In a significant development reported by The Globe and Mail on Wednesday morning, two federal trade advisers indicated that Ottawa has decided not to impose levies on most US food products and components. This decision comes in the face of potential economic risks, namely the likelihood of increased costs for Canadian families, mass layoffs, and plant closures.
The move follows a report by the Wall Street Journal on Sunday, which revealed that the White House was considering implementing global tariffs of up to 20% on nearly all of the United States’ trading partners. This news sent shockwaves through international trade circles, with countries scrambling to assess the potential impact on their economies.
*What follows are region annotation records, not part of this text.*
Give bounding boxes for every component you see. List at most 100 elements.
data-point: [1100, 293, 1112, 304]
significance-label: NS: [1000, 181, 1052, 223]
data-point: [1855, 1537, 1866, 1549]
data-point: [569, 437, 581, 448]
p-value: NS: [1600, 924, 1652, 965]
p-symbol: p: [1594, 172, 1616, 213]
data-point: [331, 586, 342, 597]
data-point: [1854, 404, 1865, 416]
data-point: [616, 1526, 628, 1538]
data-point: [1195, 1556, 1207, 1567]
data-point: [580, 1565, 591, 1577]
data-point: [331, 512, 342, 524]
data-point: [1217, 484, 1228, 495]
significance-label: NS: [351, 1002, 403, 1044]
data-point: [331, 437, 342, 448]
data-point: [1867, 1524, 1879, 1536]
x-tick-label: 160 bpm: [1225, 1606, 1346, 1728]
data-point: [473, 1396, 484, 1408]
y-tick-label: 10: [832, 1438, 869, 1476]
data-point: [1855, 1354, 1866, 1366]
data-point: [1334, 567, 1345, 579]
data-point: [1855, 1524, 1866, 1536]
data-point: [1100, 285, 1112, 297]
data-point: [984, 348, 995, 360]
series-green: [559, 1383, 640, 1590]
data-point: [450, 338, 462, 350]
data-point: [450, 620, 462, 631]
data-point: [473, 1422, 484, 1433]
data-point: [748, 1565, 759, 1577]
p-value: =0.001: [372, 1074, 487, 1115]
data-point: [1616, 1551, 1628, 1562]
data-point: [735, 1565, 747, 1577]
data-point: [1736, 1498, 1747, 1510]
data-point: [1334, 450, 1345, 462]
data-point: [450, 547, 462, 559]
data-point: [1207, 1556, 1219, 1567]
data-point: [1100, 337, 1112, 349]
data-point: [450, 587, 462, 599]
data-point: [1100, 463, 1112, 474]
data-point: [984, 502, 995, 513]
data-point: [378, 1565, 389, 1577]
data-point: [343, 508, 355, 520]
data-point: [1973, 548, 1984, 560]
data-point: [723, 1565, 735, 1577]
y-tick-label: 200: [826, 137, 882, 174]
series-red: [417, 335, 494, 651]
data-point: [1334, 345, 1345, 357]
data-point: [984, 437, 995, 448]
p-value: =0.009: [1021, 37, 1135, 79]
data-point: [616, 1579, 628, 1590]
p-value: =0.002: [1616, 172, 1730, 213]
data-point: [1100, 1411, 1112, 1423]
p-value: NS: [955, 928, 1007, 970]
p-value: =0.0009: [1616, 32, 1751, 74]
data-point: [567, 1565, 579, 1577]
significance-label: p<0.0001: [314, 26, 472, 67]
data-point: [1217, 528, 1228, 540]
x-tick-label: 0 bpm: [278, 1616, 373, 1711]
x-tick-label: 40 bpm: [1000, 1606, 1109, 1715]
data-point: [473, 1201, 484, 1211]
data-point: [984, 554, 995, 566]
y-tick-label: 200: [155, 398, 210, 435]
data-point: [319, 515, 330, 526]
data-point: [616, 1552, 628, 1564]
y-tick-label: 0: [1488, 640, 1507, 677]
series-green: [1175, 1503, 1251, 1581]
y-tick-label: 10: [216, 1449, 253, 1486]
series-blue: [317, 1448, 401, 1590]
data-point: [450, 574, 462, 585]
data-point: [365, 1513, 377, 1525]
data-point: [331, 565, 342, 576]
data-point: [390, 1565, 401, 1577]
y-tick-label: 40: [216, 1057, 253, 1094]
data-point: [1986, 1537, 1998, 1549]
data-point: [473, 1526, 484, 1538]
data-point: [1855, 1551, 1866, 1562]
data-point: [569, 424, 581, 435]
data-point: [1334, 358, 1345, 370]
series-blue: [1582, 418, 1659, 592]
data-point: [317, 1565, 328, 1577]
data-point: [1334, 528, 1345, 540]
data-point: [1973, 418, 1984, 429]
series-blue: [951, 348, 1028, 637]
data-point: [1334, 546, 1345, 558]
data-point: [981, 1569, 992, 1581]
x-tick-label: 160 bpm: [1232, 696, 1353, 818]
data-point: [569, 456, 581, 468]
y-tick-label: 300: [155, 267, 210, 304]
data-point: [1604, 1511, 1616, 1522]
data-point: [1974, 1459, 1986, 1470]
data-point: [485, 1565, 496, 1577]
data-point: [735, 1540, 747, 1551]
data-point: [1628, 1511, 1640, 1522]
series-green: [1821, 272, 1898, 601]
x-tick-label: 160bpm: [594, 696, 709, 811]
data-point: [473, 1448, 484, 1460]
US President Donald Trump is scheduled to announce country – by – country global tariffs from the White House Rose Garden at 19 GMT on Wednesday. This announcement is eagerly anticipated by financial markets around the world, as it has the potential to reshape international trade dynamics.
Market Response
As of the time of writing, the USD/CAD currency pair remains under pressure near the 0.4300 mark. The Canadian Dollar (CAD) has gained some strength from Canada’s decision to avoid counter tariffs. This shows that investors are taking Canada’s measured approach as a positive sign, which is influencing the currency markets. The CAD’s resilience in the face of potential trade – related uncertainties is a key factor in the current market situation.